ALEYNA SEVİM İstanbul – Altta yatan neden ise yoğun soya üretimi esnasında kullanılan pestisitler.
123 ölüm görüldü
Çalışmayı Milliyet’e değerlendiren Florida Üniversitesi Onkoloji Bölümü’nden uzman Dr. İlyas Şahin, şu bilgileri paylaştı:
“Çalışmada, 2008 ile 2019 yılları arasında soya üretimindeki hızlı artış ile çocuklarda akut lenfoblastik lösemi (ALL) ölümleri arasında istatistiksel olarak anlamlı bir korelasyon bulundu. Bu, tarımsal pestisitlere dolaylı maruz kalma ile kanser arasındaki ilişkinin nüfus çapında ilk analizini temsil etmektedir. Soya üretimine ayrılan alan yüzde 10 arttığında, 100 bin çocuk nüfusu başına 5 yaş altı çocuklarda yaklaşık olarak 4 ek ölüm ve 10 yaş altı çocuklarda 100 bin nüfusa başına ek olarak 2.1 ölümle ilişkilendirildiği tespit edildi. Toplamda, 2008 ile 2019 yılları arasında, aynı dönemde lösemi nedeniyle rapor edilen toplam 226 ölümden 10 yaşın altındaki 123 çocuğun, pestisit maruziyetine bağlı hastalığa yakalanarak öldüğü tahmin edilmektedir.”
10 kat artış
ABD Ulusal Bilimler Akademisi’nin (NAS) hakemli akademik dergisinde yayınlanan çalışmada, soya tarımının yapıldığı alanlarda yüzey sularında biriken zirai zehir kalıntılarının, yerel halkta hastalıklara neden olduğu belirtildi.
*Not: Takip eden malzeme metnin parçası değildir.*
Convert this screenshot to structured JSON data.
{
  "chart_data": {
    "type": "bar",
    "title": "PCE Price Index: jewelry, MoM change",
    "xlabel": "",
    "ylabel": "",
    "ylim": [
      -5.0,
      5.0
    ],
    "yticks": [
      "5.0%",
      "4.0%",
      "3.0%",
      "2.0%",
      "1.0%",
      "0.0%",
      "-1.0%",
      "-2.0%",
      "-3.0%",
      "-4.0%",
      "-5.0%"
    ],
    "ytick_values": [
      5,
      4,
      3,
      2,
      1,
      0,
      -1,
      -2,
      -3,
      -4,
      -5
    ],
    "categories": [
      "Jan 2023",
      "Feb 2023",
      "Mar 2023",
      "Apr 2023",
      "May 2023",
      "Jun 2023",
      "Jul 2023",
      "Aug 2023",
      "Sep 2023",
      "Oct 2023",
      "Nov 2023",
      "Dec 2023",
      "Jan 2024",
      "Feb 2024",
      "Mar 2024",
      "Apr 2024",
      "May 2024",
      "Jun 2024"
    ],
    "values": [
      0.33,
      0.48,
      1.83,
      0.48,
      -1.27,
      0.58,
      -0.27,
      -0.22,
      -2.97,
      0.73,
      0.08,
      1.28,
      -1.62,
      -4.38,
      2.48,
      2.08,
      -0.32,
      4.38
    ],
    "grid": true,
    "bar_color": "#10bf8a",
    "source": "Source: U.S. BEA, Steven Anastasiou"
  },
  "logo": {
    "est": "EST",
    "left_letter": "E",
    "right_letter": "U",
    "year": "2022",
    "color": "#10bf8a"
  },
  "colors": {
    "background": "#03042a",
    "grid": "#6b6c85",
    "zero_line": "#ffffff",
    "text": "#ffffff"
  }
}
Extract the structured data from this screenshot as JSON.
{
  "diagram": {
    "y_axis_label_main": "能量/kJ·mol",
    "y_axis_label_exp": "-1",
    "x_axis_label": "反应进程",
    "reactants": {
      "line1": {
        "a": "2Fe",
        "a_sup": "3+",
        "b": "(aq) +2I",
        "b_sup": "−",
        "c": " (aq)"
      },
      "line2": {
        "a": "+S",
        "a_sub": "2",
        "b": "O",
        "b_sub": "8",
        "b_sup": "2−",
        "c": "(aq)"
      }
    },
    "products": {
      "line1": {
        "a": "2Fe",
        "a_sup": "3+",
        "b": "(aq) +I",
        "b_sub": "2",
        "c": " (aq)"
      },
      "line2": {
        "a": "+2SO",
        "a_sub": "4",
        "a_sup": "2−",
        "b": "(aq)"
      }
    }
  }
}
Çalışma verilerinin dayandığı Brezilya Cerrado’daki soya alanının 2000 yılında 5 milyon hektardan 2019 yılında 15 milyon hektara ulaştığına dikkat çeken Dr. Şahin, aynı dönem bölgede böcek zehri kullanım artışının ise 10 katı bulduğuna vurgu yaptı. Şahin, “Tarım amaçlı pestisitler doğru şekilde kullanılmadığında olası zararları var. Özellikle tarımla uğraşan bölgelerde böcek ilacı düzenlemelerinin ve denetimlerinin güçlendirilmesi gerekiyor” değerlendirmesini yaptı.
Kaçış yok
Pestisit kullanımının azaltılması için biyoteknolojik mücadele çalışmaları yrüten Ankara Üniversitesi Ziraat Fakültesi Bitki Koruma Bölümü öğretim üyesi Prof. Dr. Cem Özkan şunları dedi:
“Tarım ürünlerinde pestisit kalıntısı var ancak hiçbir otorite tarımsal kalıntı problemini kabul etmiyor. Kullanılan tarım zehirlerinin ancak binde biri hedef alınan zararlılara gidiyor. Gerisi havaya suya ve toprağa karışıyor. Ve bu kimyasallar zamanla kanserojen oldukları anlaşıldıkça yasaklanıyor. Ama çalışmada insanların tarım alanından uzak dahi olsa zehirden kaçamayacağını gösteriyor. Çözüm için eğitim ve denetleme çok önemli ama esas önemli olan problemi kabul etmek. Ama Türkiye hala pestisit ithali için yıllık 600 Milyon dolar ödüyor. Pestisit alternatifi yöntemler ise ülkemizde hemen hemen hiç kullanılmıyor. ‘Akıllı böcek akıllı çiftçi’ uygulamasıyla biz üniversite olarak, Birçok üründe pestisit kullanımını yüzde 50 azaltmayı başardık. Bu tip çalışmaları destekleyip, gündemde tutmak gerekiyor.”